Sadly and somewhat bewilderingly, the attitude and activities of the homosexual lobby vividly indicate the precise opposite. The noisier activists give the distinct impression that they regard it as vitally important to constantly and aggressively promote and defend the whole range of unorthodox sexual preferences, and they do as much with considerable gusto. Anecdotal evidence strongly suggests that the vast majority of homosexuals– the quiet queer majority, if you will — strongly disapprove of that attitude, primarily because it generates unnecessary angst in society and does so to their disadvantage. Common sense dictates that the active promotion of any particular lifestyle as being preferable or superior to all others inevitably, and uselessly, causes societal friction to the detriment of all.
Why, then, one might ask, do sexuality activists, universally of the Left, purposely yet unnecessarily antagonise societies that have demonstrated by legislation and attitude that active manifestations of homophobia are unacceptable?

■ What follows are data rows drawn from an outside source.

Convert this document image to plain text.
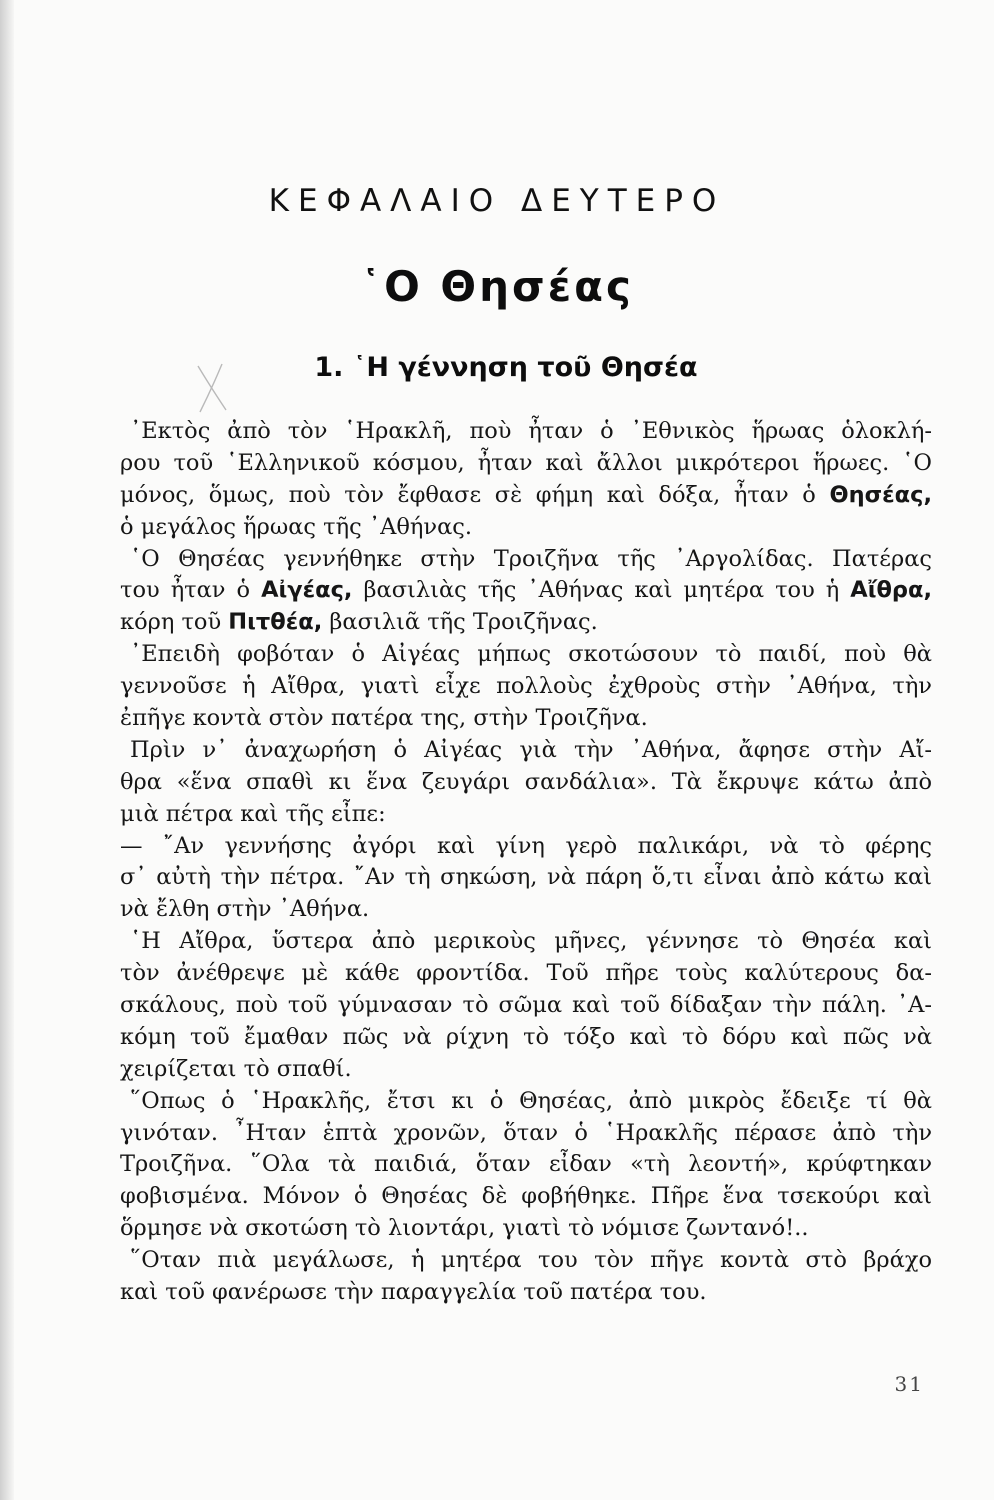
ΚΕΦΑΛΑΙΟ ΔΕΥΤΕΡΟ
῾Ο Θησέας
1. ῾Η γέννηση τοῦ Θησέα
᾿Εκτὸς ἀπὸ τὸν ῾Ηρακλῆ, ποὺ ἦταν ὁ ᾿Εθνικὸς ἥρωας ὁλοκλή-
ρου τοῦ ῾Ελληνικοῦ κόσμου, ἦταν καὶ ἄλλοι μικρότεροι ἥρωες. ῾Ο
μόνος, ὅμως, ποὺ τὸν ἔφθασε σὲ φήμη καὶ δόξα, ἦταν ὁ Θησέας,
ὁ μεγάλος ἥρωας τῆς ᾿Αθήνας.
῾Ο Θησέας γεννήθηκε στὴν Τροιζῆνα τῆς ᾿Αργολίδας. Πατέρας
του ἦταν ὁ Αἰγέας, βασιλιὰς τῆς ᾿Αθήνας καὶ μητέρα του ἡ Αἴθρα,
κόρη τοῦ Πιτθέα, βασιλιᾶ τῆς Τροιζῆνας.
᾿Επειδὴ φοβόταν ὁ Αἰγέας μήπως σκοτώσουν τὸ παιδί, ποὺ θὰ
γεννοῦσε ἡ Αἴθρα, γιατὶ εἶχε πολλοὺς ἐχθροὺς στὴν ᾿Αθήνα, τὴν
ἐπῆγε κοντὰ στὸν πατέρα της, στὴν Τροιζῆνα.
Πρὶν ν᾿ ἀναχωρήση ὁ Αἰγέας γιὰ τὴν ᾿Αθήνα, ἄφησε στὴν Αἴ-
θρα «ἕνα σπαθὶ κι ἕνα ζευγάρι σανδάλια». Τὰ ἔκρυψε κάτω ἀπὸ
μιὰ πέτρα καὶ τῆς εἶπε:
— ῎Αν γεννήσης ἀγόρι καὶ γίνη γερὸ παλικάρι, νὰ τὸ φέρης
σ᾿ αὐτὴ τὴν πέτρα. ῎Αν τὴ σηκώση, νὰ πάρη ὅ,τι εἶναι ἀπὸ κάτω καὶ
νὰ ἔλθη στὴν ᾿Αθήνα.
῾Η Αἴθρα, ὕστερα ἀπὸ μερικοὺς μῆνες, γέννησε τὸ Θησέα καὶ
τὸν ἀνέθρεψε μὲ κάθε φροντίδα. Τοῦ πῆρε τοὺς καλύτερους δα-
σκάλους, ποὺ τοῦ γύμνασαν τὸ σῶμα καὶ τοῦ δίδαξαν τὴν πάλη. ᾿Α-
κόμη τοῦ ἔμαθαν πῶς νὰ ρίχνη τὸ τόξο καὶ τὸ δόρυ καὶ πῶς νὰ
χειρίζεται τὸ σπαθί.
῞Οπως ὁ ῾Ηρακλῆς, ἔτσι κι ὁ Θησέας, ἀπὸ μικρὸς ἔδειξε τί θὰ
γινόταν. ῏Ηταν ἑπτὰ χρονῶν, ὅταν ὁ ῾Ηρακλῆς πέρασε ἀπὸ τὴν
Τροιζῆνα. ῞Ολα τὰ παιδιά, ὅταν εἶδαν «τὴ λεοντή», κρύφτηκαν
φοβισμένα. Μόνον ὁ Θησέας δὲ φοβήθηκε. Πῆρε ἕνα τσεκούρι καὶ
ὅρμησε νὰ σκοτώση τὸ λιοντάρι, γιατὶ τὸ νόμισε ζωντανό!..
῞Οταν πιὰ μεγάλωσε, ἡ μητέρα του τὸν πῆγε κοντὰ στὸ βράχο
καὶ τοῦ φανέρωσε τὴν παραγγελία τοῦ πατέρα του.
31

When we see, for example, “anti-bullying” programs hijacked in the name gender-fluid activism, the goal and endeavour is the unchanging socialist dream of tearing down the established social order and building upon its ruins the perfect global utopia. Aggressive environmentalism, identity politics, “third wave” feminism and all aspects of sexual politics, including the championing of homosexuality, constitute the fields and battlefronts of this cultural offensive.
A great many good people enthusiastically participate in such movements, often with the noblest of motives, yet without the slightest idea that they have made of themselves useful idiots. Others, though, harbour a silent resentment. Is it any wonder homosexual activists are determined to see the matter of gay marriage decided by parliamentary vote, rather than a plebiscite?